Selon une nouvelle étude, il semblerait que de moins en moins de filles poursuivent une carrière en STIM non pas parce qu'elles sont pires que les garçons en maths, mais parce qu'elles sont meilleures que les garçons en lecture.

Dans une étude portant sur plus de 300 000 jeunes de 15 ans répartis dans 64 pays, le rapport a révélé que les garçons ne dépassaient que marginalement les filles aux tests de mathématiques, tandis que les filles surpassaient largement leurs homologues masculins aux examens de lecture.

La recherche, fondée sur les parties mathématiques et lecture du programme d’évaluation des étudiants internationaux de l’Organisation de coopération et de développement économiques, a révélé un écart type de seulement 10% dans les résultats en mathématiques des filles et des garçons, par rapport à une "marge large "dans leurs réponses de lecture.

Cet écart, a-t-il noté, conduirait probablement plus de filles que de garçons à étudier des matières liées aux sciences humaines et, par conséquent, moins de matières liées aux mathématiques.

Selon le rapport, les nouvelles découvertes pourraient expliquer jusqu'à 80% de l'écart considérable et persistant entre les sexes dans les études STEM, car elles révèlent une grande disparité en matière d'éducation à un moment critique du processus décisionnel académique des étudiants.
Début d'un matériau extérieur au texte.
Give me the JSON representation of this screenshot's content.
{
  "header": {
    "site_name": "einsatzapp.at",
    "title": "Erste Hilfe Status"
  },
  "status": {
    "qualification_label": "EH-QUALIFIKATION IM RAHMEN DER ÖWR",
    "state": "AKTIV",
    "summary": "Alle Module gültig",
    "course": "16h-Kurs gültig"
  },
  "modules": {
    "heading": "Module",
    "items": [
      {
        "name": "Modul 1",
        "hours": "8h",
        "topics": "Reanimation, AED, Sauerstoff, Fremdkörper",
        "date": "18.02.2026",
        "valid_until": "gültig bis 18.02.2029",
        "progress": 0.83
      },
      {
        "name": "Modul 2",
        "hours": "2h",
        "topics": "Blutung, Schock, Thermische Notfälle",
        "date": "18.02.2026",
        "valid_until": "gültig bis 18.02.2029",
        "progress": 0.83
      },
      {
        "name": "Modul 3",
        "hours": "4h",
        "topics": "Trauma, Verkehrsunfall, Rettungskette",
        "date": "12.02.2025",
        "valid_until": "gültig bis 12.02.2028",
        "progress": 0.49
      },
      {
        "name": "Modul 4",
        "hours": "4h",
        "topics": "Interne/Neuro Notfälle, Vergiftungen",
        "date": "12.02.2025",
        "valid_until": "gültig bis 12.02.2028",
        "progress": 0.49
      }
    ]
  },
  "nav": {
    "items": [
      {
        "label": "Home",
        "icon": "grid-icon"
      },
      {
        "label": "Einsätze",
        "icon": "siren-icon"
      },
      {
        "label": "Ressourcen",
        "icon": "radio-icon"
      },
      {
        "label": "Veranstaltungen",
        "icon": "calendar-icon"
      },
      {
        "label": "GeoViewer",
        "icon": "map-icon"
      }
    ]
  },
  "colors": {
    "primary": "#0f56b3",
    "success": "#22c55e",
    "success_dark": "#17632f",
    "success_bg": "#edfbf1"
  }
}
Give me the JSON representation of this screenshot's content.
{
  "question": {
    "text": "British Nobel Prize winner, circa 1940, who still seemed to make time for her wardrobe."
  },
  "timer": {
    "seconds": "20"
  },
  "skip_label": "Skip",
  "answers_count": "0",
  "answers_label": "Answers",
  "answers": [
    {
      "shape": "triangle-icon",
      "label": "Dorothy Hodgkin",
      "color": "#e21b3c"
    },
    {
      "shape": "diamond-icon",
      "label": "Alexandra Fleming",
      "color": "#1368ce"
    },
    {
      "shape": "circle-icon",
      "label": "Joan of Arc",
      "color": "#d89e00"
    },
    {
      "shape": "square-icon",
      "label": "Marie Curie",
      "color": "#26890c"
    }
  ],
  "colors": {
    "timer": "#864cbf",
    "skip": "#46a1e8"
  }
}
"La différence entre les capacités de lecture et d'écriture des élèves de 15 ans … peut expliquer jusqu'à 80% de l'écart entre les hommes et les femmes quant à leur intention de poursuivre des études et une carrière en mathématiques", expliquent Thomas Breda, économiste à la Paris School of Economics et Clotilde. Napp de l'Université Paris Dauphine a écrit dans le rapport.

Ces résultats "confirment que l'avantage comparatif (des garçons) en mathématiques par rapport à la lecture au moment de faire des choix éducatifs joue un rôle clé dans le processus menant à la sous-représentation des femmes dans les domaines à forte intensité de mathématiques".

Selon l'UNESCO, à compter de 2017, les femmes ne représentaient que 35% des étudiants en STEM des niveaux d'enseignement supérieur.

Les économistes ont déclaré qu'ils espéraient que la recherche contribuerait à dissiper les idées fausses au sujet des capacités de calcul des filles et à encourager davantage de filles à étudier des matières liées aux STEM, ce qui pourrait souvent déboucher sur des emplois plus lucratifs.

Dans le même temps, ils ont dit espérer que cela inciterait davantage les garçons à lire.

Cependant, les deux partenaires ont également tenu à souligner les nombreux facteurs sociaux – tels que le manque de modèles et le manque de soutien en matière d’éducation – qui continuent de contribuer au manque de représentation des femmes dans les domaines des STEM.